Siehste, geht doch! Ulrich Schreiber, Initiator des Berliner Literaturfestivals, zieht eine durchaus positive Bilanz

„Aber diese Gedichte haben doch tausende gelesen!“ Ulrich Schreiber versteht schon die Frage nicht. Ob es nicht sinnvoll wäre, beim Internationalen Literaturfestival im nächsten Jahr stärker auf Prosa zu setzen, die doch publikumsträchtiger und kommunikativer als die von ihm so bevorzugte Poesie wäre.

Es ist Sonntag, und das Festival, das unsere Hauptstadt, so darf man sagen, mehr als eine Woche lang durchaus in Atem hielt, geht im Berliner Ensemble zu Ende. Auch am Abschlusstag ist das Programm noch einmal ebenso vielfältig wie erschöpfend: Es lesen so unterschiedliche Autoren wie Antonio Tabucchi (Italien), Marina Colasanti (Brasilien) und Kazuko Shiraishi (Japan), dazu viel Musik und ganz am Ende sogar noch ein „literarisch-musikalisches Nachtcafé über die Entstehung der ‚Dreigroschenoper‘ “. Das eigentliche Leben spielt sich jedoch in dem großen Innenhof hinter dem BE ab. Im strahlenden Sonnenschein sitzen Autoren und Besucher, Festivalleiter und Zeitungsmenschen, Gut und Böse ganz entspannt zusammen.
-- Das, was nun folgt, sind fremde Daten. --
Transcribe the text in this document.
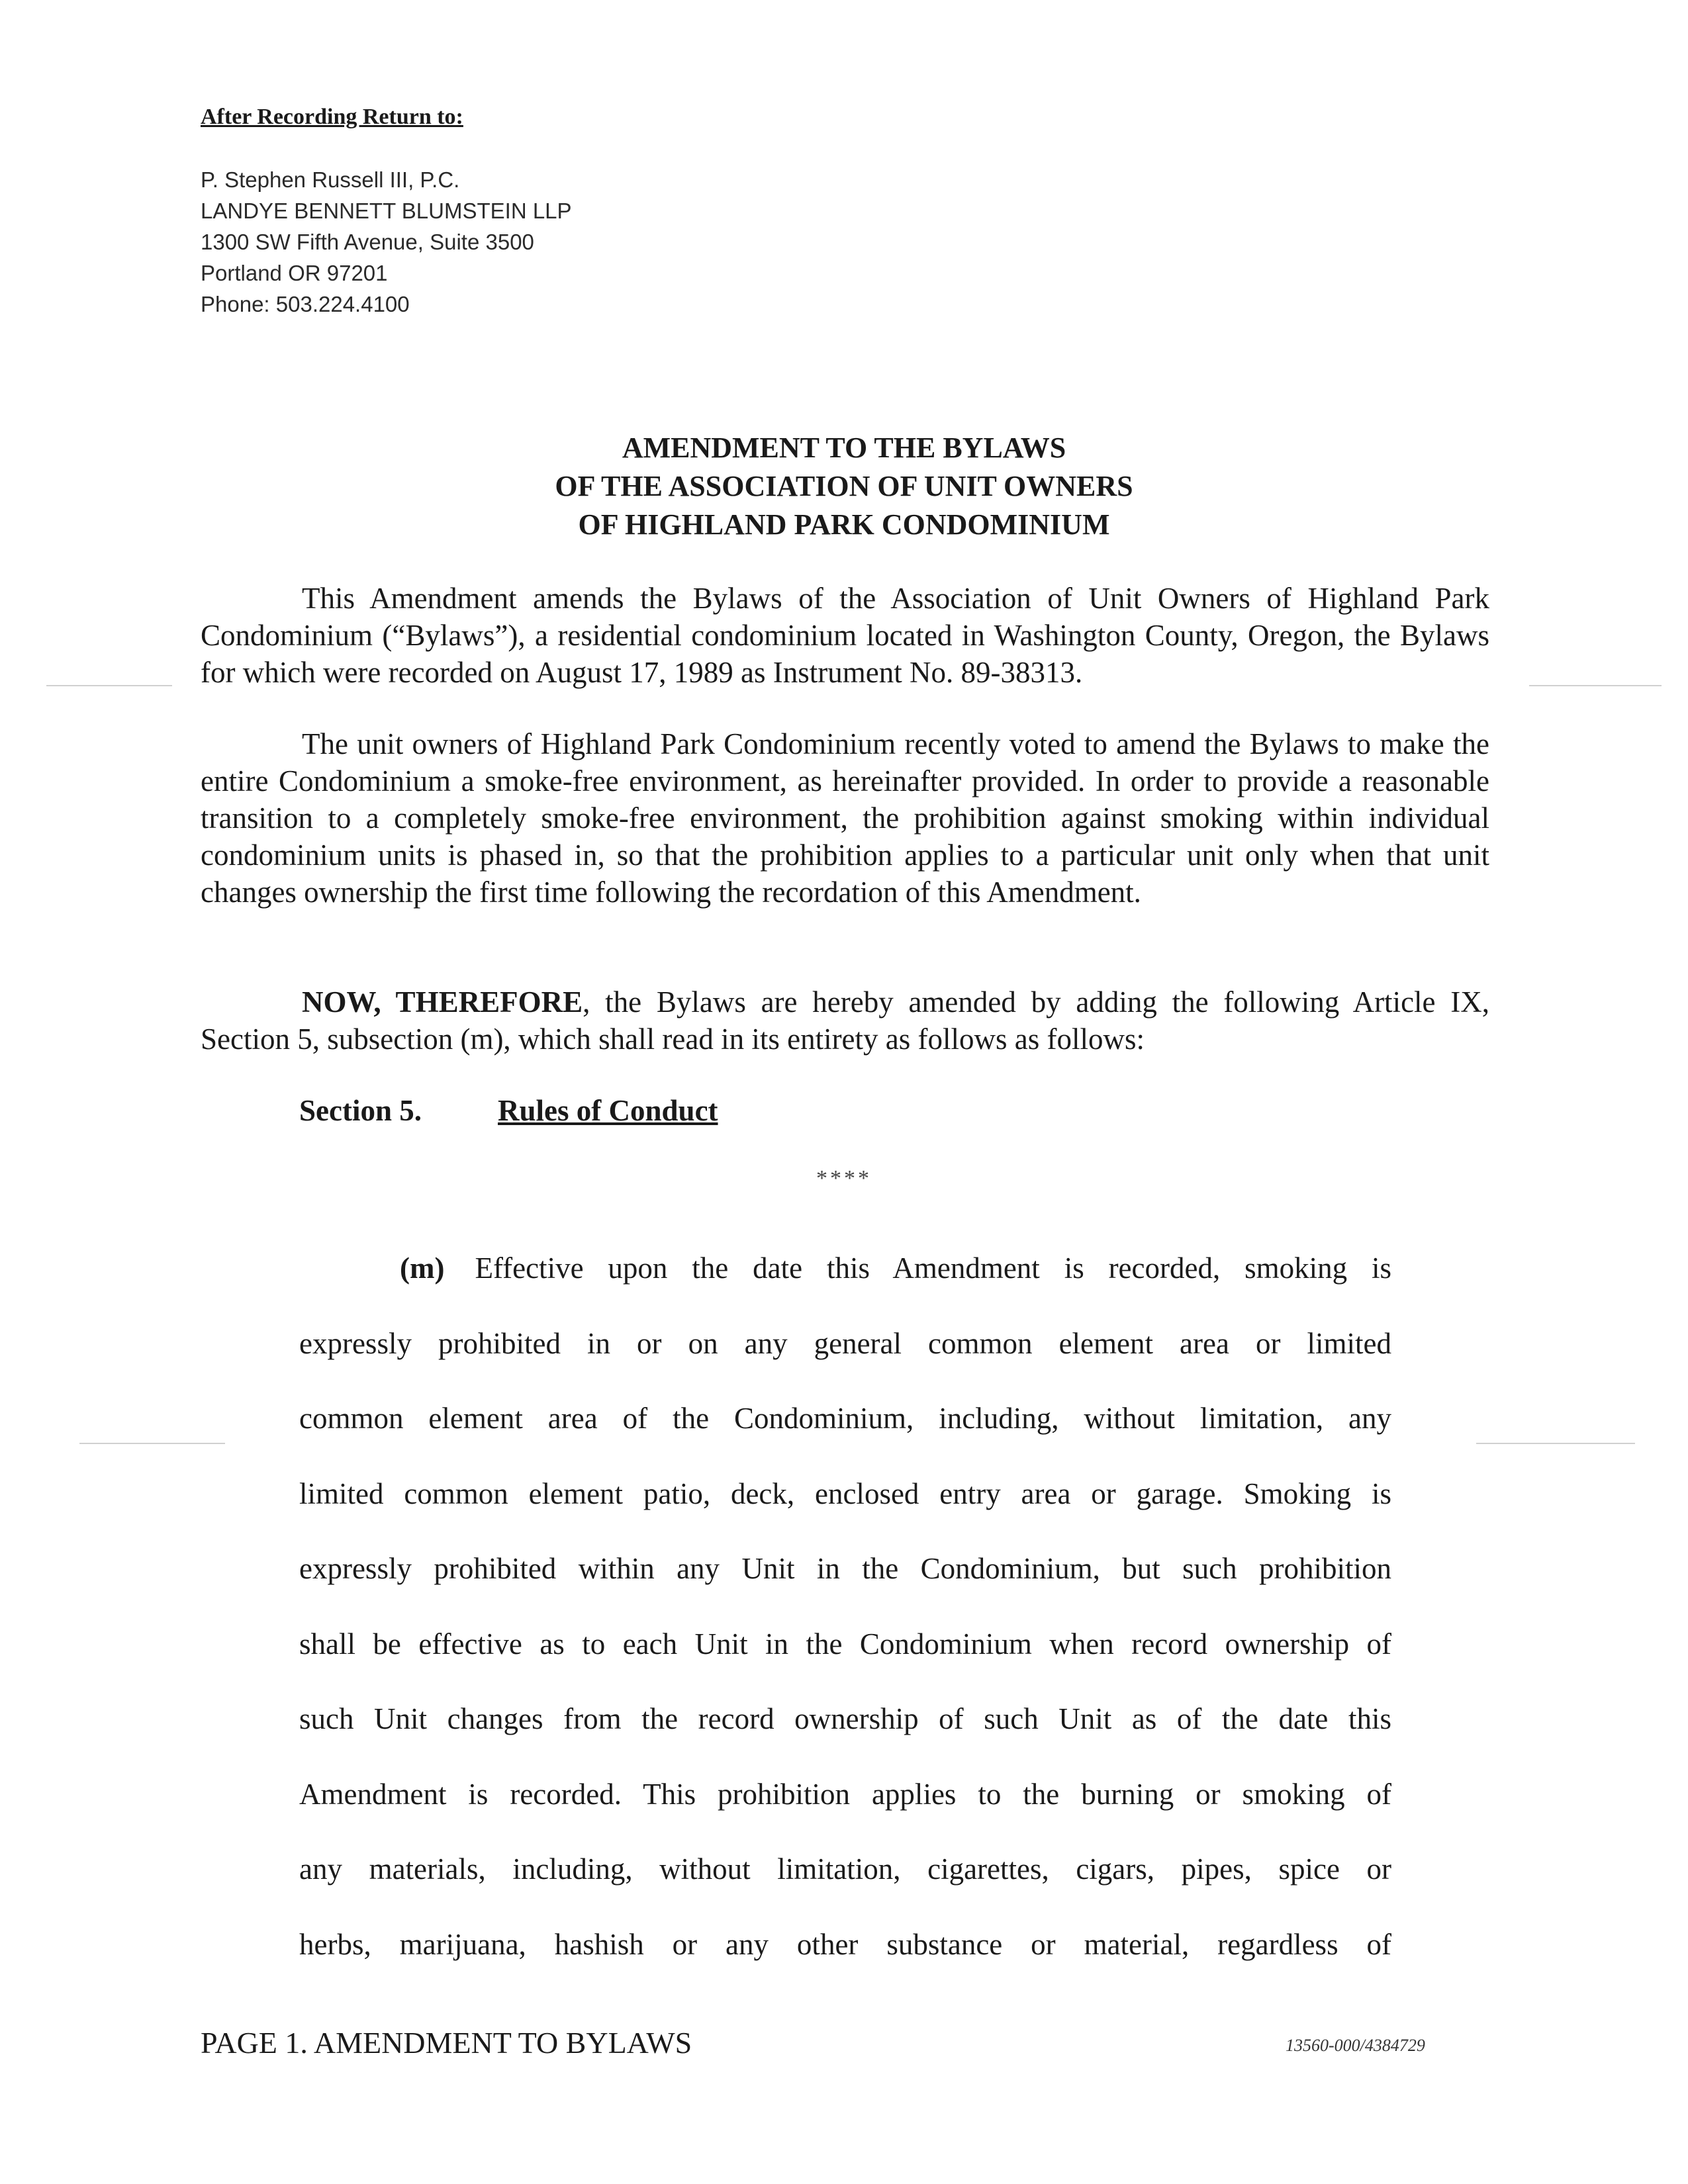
After Recording Return to:
P. Stephen Russell III, P.C.
LANDYE BENNETT BLUMSTEIN LLP
1300 SW Fifth Avenue, Suite 3500
Portland OR 97201
Phone: 503.224.4100
AMENDMENT TO THE BYLAWS
OF THE ASSOCIATION OF UNIT OWNERS
OF HIGHLAND PARK CONDOMINIUM

This Amendment amends the Bylaws of the Association of Unit Owners of Highland Park Condominium (“Bylaws”), a residential condominium located in Washington County, Oregon, the Bylaws for which were recorded on August 17, 1989 as Instrument No. 89-38313.

The unit owners of Highland Park Condominium recently voted to amend the Bylaws to make the entire Condominium a smoke-free environment, as hereinafter provided. In order to provide a reasonable transition to a completely smoke-free environment, the prohibition against smoking within individual condominium units is phased in, so that the prohibition applies to a particular unit only when that unit changes ownership the first time following the recordation of this Amendment.

NOW, THEREFORE, the Bylaws are hereby amended by adding the following Article IX, Section 5, subsection (m), which shall read in its entirety as follows as follows:

Section 5.	Rules of Conduct
****
(m) Effective upon the date this Amendment is recorded, smoking is
expressly prohibited in or on any general common element area or limited
common element area of the Condominium, including, without limitation, any
limited common element patio, deck, enclosed entry area or garage. Smoking is
expressly prohibited within any Unit in the Condominium, but such prohibition
shall be effective as to each Unit in the Condominium when record ownership of
such Unit changes from the record ownership of such Unit as of the date this
Amendment is recorded. This prohibition applies to the burning or smoking of
any materials, including, without limitation, cigarettes, cigars, pipes, spice or
herbs, marijuana, hashish or any other substance or material, regardless of
PAGE 1. AMENDMENT TO BYLAWS	13560-000/4384729
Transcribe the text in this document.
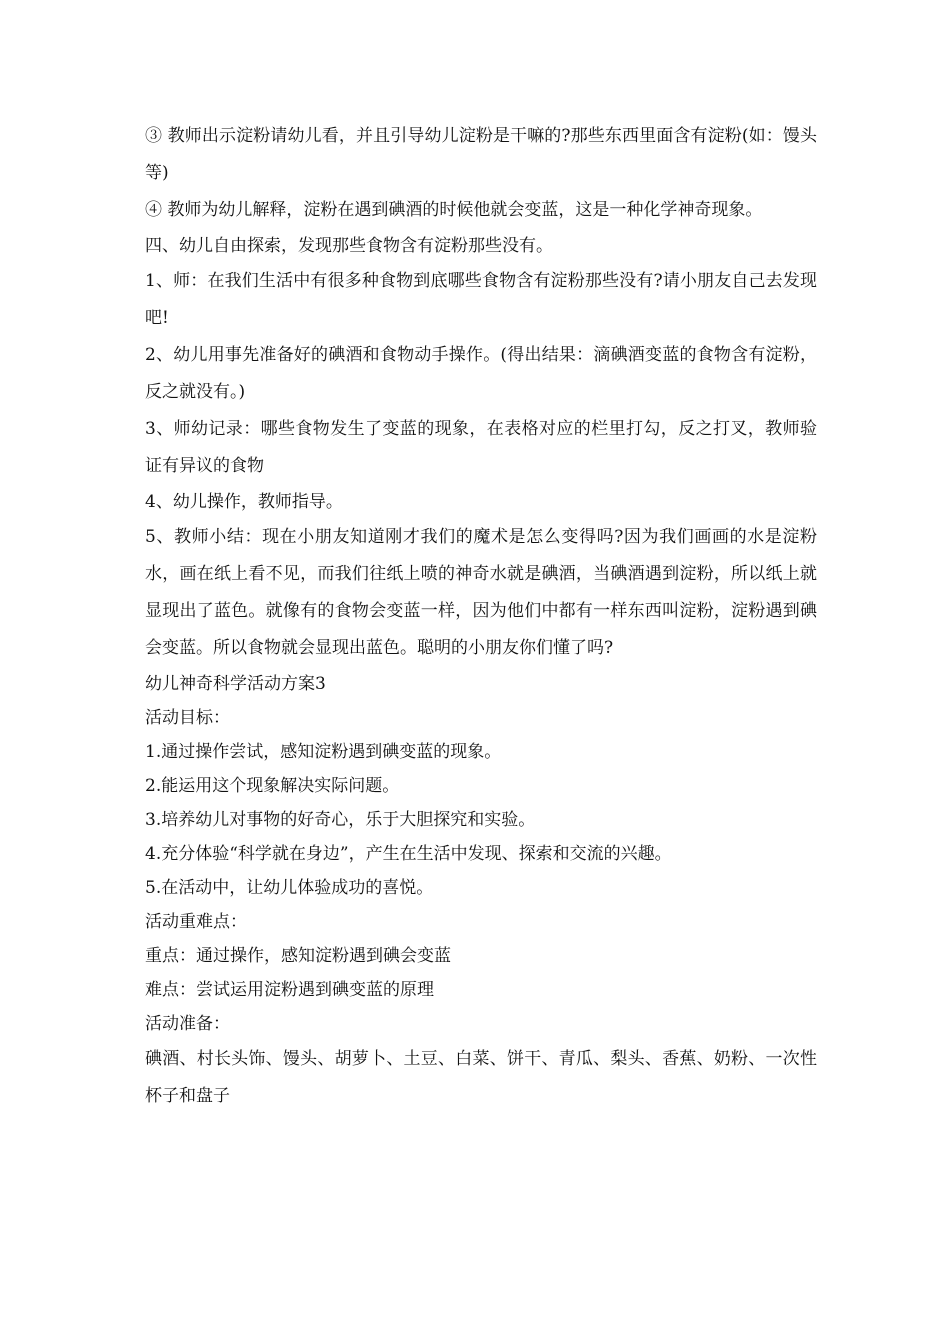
③ 教师出示淀粉请幼儿看，并且引导幼儿淀粉是干嘛的?那些东西里面含有淀粉(如：馒头等)

④ 教师为幼儿解释，淀粉在遇到碘酒的时候他就会变蓝，这是一种化学神奇现象。

四、幼儿自由探索，发现那些食物含有淀粉那些没有。

1、师：在我们生活中有很多种食物到底哪些食物含有淀粉那些没有?请小朋友自己去发现吧!

2、幼儿用事先准备好的碘酒和食物动手操作。(得出结果：滴碘酒变蓝的食物含有淀粉，反之就没有。)

3、师幼记录：哪些食物发生了变蓝的现象，在表格对应的栏里打勾，反之打叉，教师验证有异议的食物

4、幼儿操作，教师指导。

5、教师小结：现在小朋友知道刚才我们的魔术是怎么变得吗?因为我们画画的水是淀粉水，画在纸上看不见，而我们往纸上喷的神奇水就是碘酒，当碘酒遇到淀粉，所以纸上就显现出了蓝色。就像有的食物会变蓝一样，因为他们中都有一样东西叫淀粉，淀粉遇到碘会变蓝。所以食物就会显现出蓝色。聪明的小朋友你们懂了吗?

幼儿神奇科学活动方案3

活动目标：

1.通过操作尝试，感知淀粉遇到碘变蓝的现象。

2.能运用这个现象解决实际问题。

3.培养幼儿对事物的好奇心，乐于大胆探究和实验。

4.充分体验“科学就在身边”，产生在生活中发现、探索和交流的兴趣。

5.在活动中，让幼儿体验成功的喜悦。

活动重难点：

重点：通过操作，感知淀粉遇到碘会变蓝

难点：尝试运用淀粉遇到碘变蓝的原理

活动准备：

碘酒、村长头饰、馒头、胡萝卜、土豆、白菜、饼干、青瓜、梨头、香蕉、奶粉、一次性杯子和盘子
Siehste, geht doch: Poetry makes the people come together, so wie es vom Initiator des Festivals gedacht gewesen war. Ulrich Schreiber, für den der Russe Alexander Kopanev gerade ein naturgemäß todtrauriges Liebeslied schmettert, hat es geschafft: Nach den zehn Veranstaltungstagen kommt man, wenn man über das Internationale Literaturfestival spricht, an seiner Person nicht mehr vorbei.

Am Donnerstag hatte Ulrich Schreiber seinen größten Coup gelandet: zunächst einer in seinen Augen überkritischen Presse die Leviten gelesen (was prompt Wirkung zeigte – bereits am Samstag schrieb die Berliner Zeitung wieder lammfromm und mit besten Wünschen), um dann beim offiziellen Empfang im Roten Rathaus schon mal den Termin für das nächste Festival bekannt zu geben (vom 13. bis 23. Juni 2002), das wiederum hauptsächlich von der Deutschen Klassenlotterie gesponsert werden soll.

Und auch auf der Abschlussfeier im BE ist Schreiber allgegenwärtig, läuft herum, ist für jeden ansprechbar und lässt doch nicht mit sich reden. Er hat etwas von der selbstverständlichen Überzeugungsfähigkeit eines Politikers an sich und wirkt gleichzeitig wie ein Missionar. Unter all diesen Leuten scheint er seltsam abwesend und entrückt, fast ein wenig einsam. Aber das ist natürlich alles Spekulation, man könnte auch sagen: Poesie.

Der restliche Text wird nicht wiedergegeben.